Using a database in cache to reduce memory consumption?


#1

I was reading discussions in this rclone issue regarding caches, where people talked about how a database could be used to avoid loading everything in memory. Also, currently restic seems to have memory issue with some expensive operations like check and prune.

What do restic developers think of using a database to help solve this issue?

Index in the remote repository is still encrypted as it is right now, but as it is downloaded, a local decrypted database can be built in cache, allowing less memory consumption in certain operations.


#2

I’ve already thought about something like this. The memory issues are probably caused by my not optimal index handling code, which keeps a rather large data structure in memory. However, before we make restic more complex, I’d like to trim down and improve the data structure, let’s see how that goes first.


#3

Duplicati is dependent on sqlite databases for all its operations the drawback here is database performance.

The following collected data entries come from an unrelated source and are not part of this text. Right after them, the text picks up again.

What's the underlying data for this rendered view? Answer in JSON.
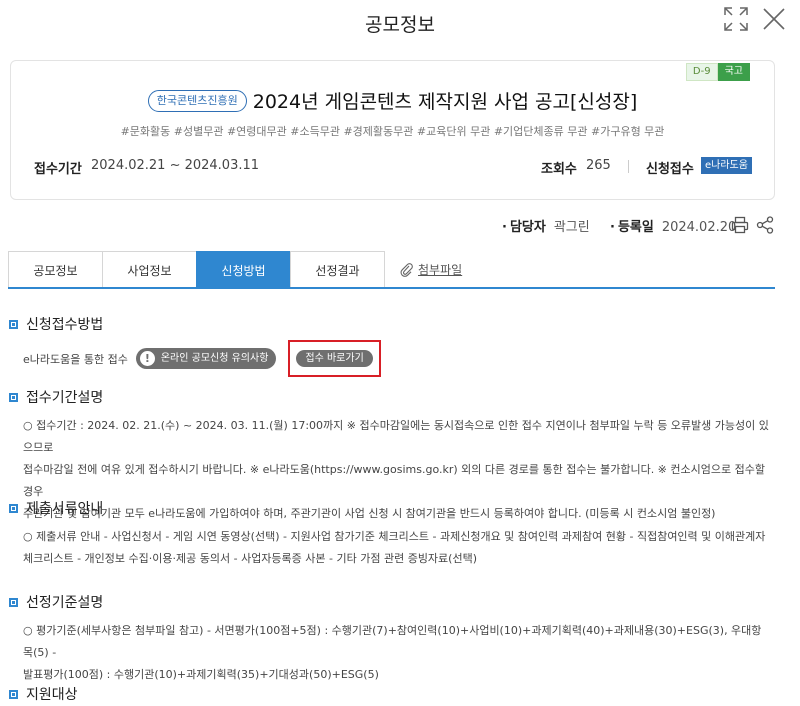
{
  "modal": {
    "title": "공모정보"
  },
  "card": {
    "dday": "D-9",
    "gov": "국고",
    "agency": "한국콘텐츠진흥원",
    "title": "2024년 게임콘텐츠 제작지원 사업 공고[신성장]",
    "tags": "#문화활동 #성별무관 #연령대무관 #소득무관 #경제활동무관 #교육단위 무관 #기업단체종류 무관 #가구유형 무관",
    "period_label": "접수기간",
    "period_value": "2024.02.21 ~ 2024.03.11",
    "views_label": "조회수",
    "views_value": "265",
    "apply_label": "신청접수",
    "apply_badge": "e나라도움"
  },
  "meta": {
    "manager_label": "담당자",
    "manager_value": "곽그린",
    "reg_label": "등록일",
    "reg_value": "2024.02.20"
  },
  "tabs": [
    {
      "label": "공모정보"
    },
    {
      "label": "사업정보"
    },
    {
      "label": "신청방법"
    },
    {
      "label": "선정결과"
    }
  ],
  "attachment_label": "첨부파일",
  "sections": {
    "method": {
      "title": "신청접수방법",
      "text": "e나라도움을 통한 접수",
      "notice_button": "온라인 공모신청 유의사항",
      "go_button": "접수 바로가기"
    },
    "period": {
      "title": "접수기간설명",
      "lines": [
        "○ 접수기간 : 2024. 02. 21.(수) ~ 2024. 03. 11.(월) 17:00까지 ※ 접수마감일에는 동시접속으로 인한 접수 지연이나 첨부파일 누락 등 오류발생 가능성이 있으므로",
        "접수마감일 전에 여유 있게 접수하시기 바랍니다. ※ e나라도움(https://www.gosims.go.kr) 외의 다른 경로를 통한 접수는 불가합니다. ※ 컨소시엄으로 접수할 경우",
        "주관기관 및 참여기관 모두 e나라도움에 가입하여야 하며, 주관기관이 사업 신청 시 참여기관을 반드시 등록하여야 합니다. (미등록 시 컨소시엄 불인정)"
      ]
    },
    "docs": {
      "title": "제출서류안내",
      "lines": [
        "○ 제출서류 안내 - 사업신청서 - 게임 시연 동영상(선택) - 지원사업 참가기준 체크리스트 - 과제신청개요 및 참여인력 과제참여 현황 - 직접참여인력 및 이해관계자",
        "체크리스트 - 개인정보 수집·이용·제공 동의서 - 사업자등록증 사본 - 기타 가점 관련 증빙자료(선택)"
      ]
    },
    "criteria": {
      "title": "선정기준설명",
      "lines": [
        "○ 평가기준(세부사항은 첨부파일 참고) - 서면평가(100점+5점) : 수행기관(7)+참여인력(10)+사업비(10)+과제기획력(40)+과제내용(30)+ESG(3), 우대항목(5) -",
        "발표평가(100점) : 수행기관(10)+과제기획력(35)+기대성과(50)+ESG(5)"
      ]
    },
    "target": {
      "title": "지원대상"
    }
  },
  "colors": {
    "accent": "#2f87d0",
    "highlight": "#d81f26",
    "gov_badge": "#3c9f4a"
  },
  "icons": [
    "expand-icon",
    "close-icon",
    "print-icon",
    "share-icon",
    "paperclip-icon",
    "exclamation-icon"
  ]
}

In case of restic how would this be?

Would it be used just temporarily to reduce memory load Or even store local caches, logs?


#4

Using a database is good Idea but can performance be a next question?

Memory IO vs Disk IO
Doesn’t make much difference… It varies pc to pc

Database format sqlite or simple txt or central database like MySQL?
Txt is faster than sqlite I think… central database will take a bit of bandwidth but ok for very large datasets multiple sources 10TB++

In case of restic how would this be?
Would it be used just temporarily to reduce memory load Or even store local caches, logs?


#5

I think it’s probably a bit early to answer that. The feature hasn’t even been properly designed yet, and benchmarking will likely be a big part of the design process.